Based on and subject to the foregoing and to the additional qualifications and other matters set forth below, it is our opinion that the Notes have been duly authorized, executed and delivered and, when authenticated in accordance with the provisions of the Indenture and delivered to and paid for by the Underwriters pursuant to the Underwriting Agreement, will constitute valid and binding obligations of the Company, entitled to the benefits set forth in the Indenture (subject to the effect of bankruptcy, insolvency, fraudulent transfer, reorganization, receivership, moratorium and other laws affecting the rights and remedies of creditors or secured parties generally, and to the exercise of judicial discretion in accordance with general principles of equity (whether applied by a court of law or equity)).


Westinghouse Air Brake Technologies Corporation

August 8, 2013

Page 3

 

We express no opinion as to any provision in the Notes: (i) that purports to release, exculpate or exempt a party from, or require indemnification or contribution of a party for, liability for its own negligence or misconduct; (ii) that purports to allow any party to unreasonably interfere in the conduct of the business of another party; (iii) the effect of which is governed by the law of a jurisdiction other than the State of New York, the applicable federal securities laws of the United States or the General Corporation Law of the State of Delaware; (iv) that purports to require any party to pay any amounts due to another party without a reasonable accounting of the sums purported to be due; (v) that purports to prohibit the assignment of rights that may be assigned pursuant to applicable law regardless of an agreement not to assign such rights; (vi) that purports to require that amendments to any agreement be in writing; (vii) relating to powers of attorney, severability or set-off; (viii) that purports to restrict access exclusively to any particular courts; and (ix) providing that decisions by a party are conclusive or may be made in its sole discretion.
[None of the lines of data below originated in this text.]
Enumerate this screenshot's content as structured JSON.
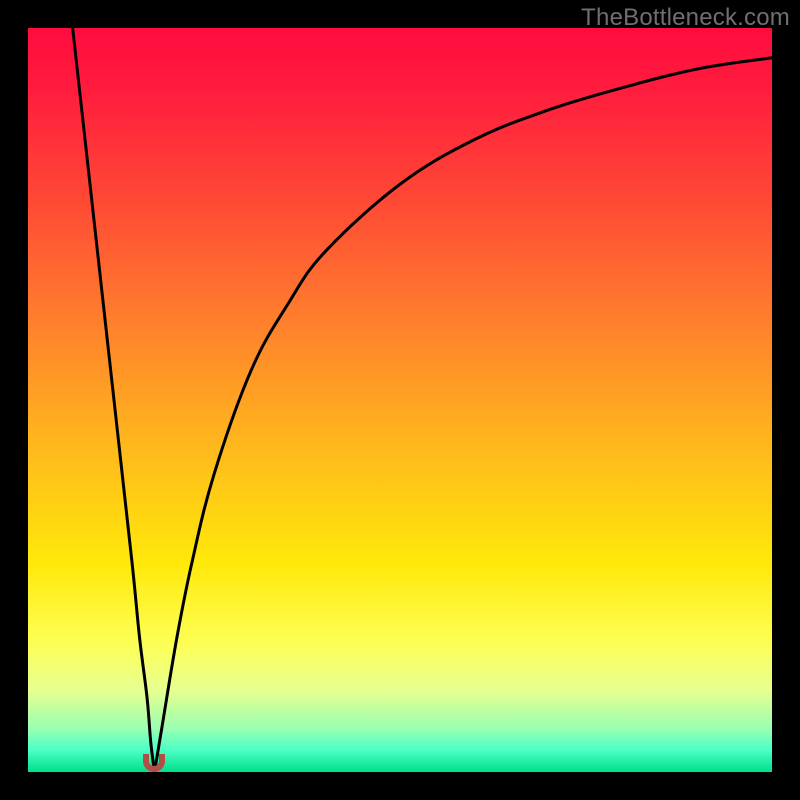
{
  "watermark": "TheBottleneck.com",
  "colors": {
    "gradient_top": "#ff0b3e",
    "gradient_mid": "#ffe90a",
    "gradient_bottom": "#00e08a",
    "curve": "#000000",
    "nub": "#b24e48",
    "frame": "#000000"
  },
  "chart_data": {
    "type": "line",
    "title": "",
    "xlabel": "",
    "ylabel": "",
    "xlim": [
      0,
      100
    ],
    "ylim": [
      0,
      100
    ],
    "grid": false,
    "legend": false,
    "annotations": [
      "TheBottleneck.com"
    ],
    "nub_x": 17,
    "series": [
      {
        "name": "left-branch",
        "x": [
          6,
          8,
          10,
          12,
          14,
          15,
          16,
          16.5,
          17
        ],
        "values": [
          100,
          82,
          64,
          46,
          28,
          18,
          10,
          4,
          0
        ]
      },
      {
        "name": "right-branch",
        "x": [
          17,
          18,
          20,
          22,
          25,
          30,
          35,
          40,
          50,
          60,
          70,
          80,
          90,
          100
        ],
        "values": [
          0,
          6,
          18,
          28,
          40,
          54,
          63,
          70,
          79,
          85,
          89,
          92,
          94.5,
          96
        ]
      }
    ]
  }
}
This opinion is limited to the matters stated in this letter, and no opinions may be implied or inferred beyond the matters expressly stated in this letter. This opinion is being given as of the date hereof and we assume no obligation to update or supplement any of our opinions to reflect any changes of law or fact that may occur.

We hereby consent to the filing of this opinion with the Commission as an exhibit to the Company’s Current Report on Form 8-K, the incorporation by reference of this opinion into the Registration Statement and the reference to this firm under the heading “Legal Matters” in the Prospectus forming a part thereof. In giving such consent, we do not thereby admit that we are in the category of persons whose consent is required under Section 7 of the Securities Act.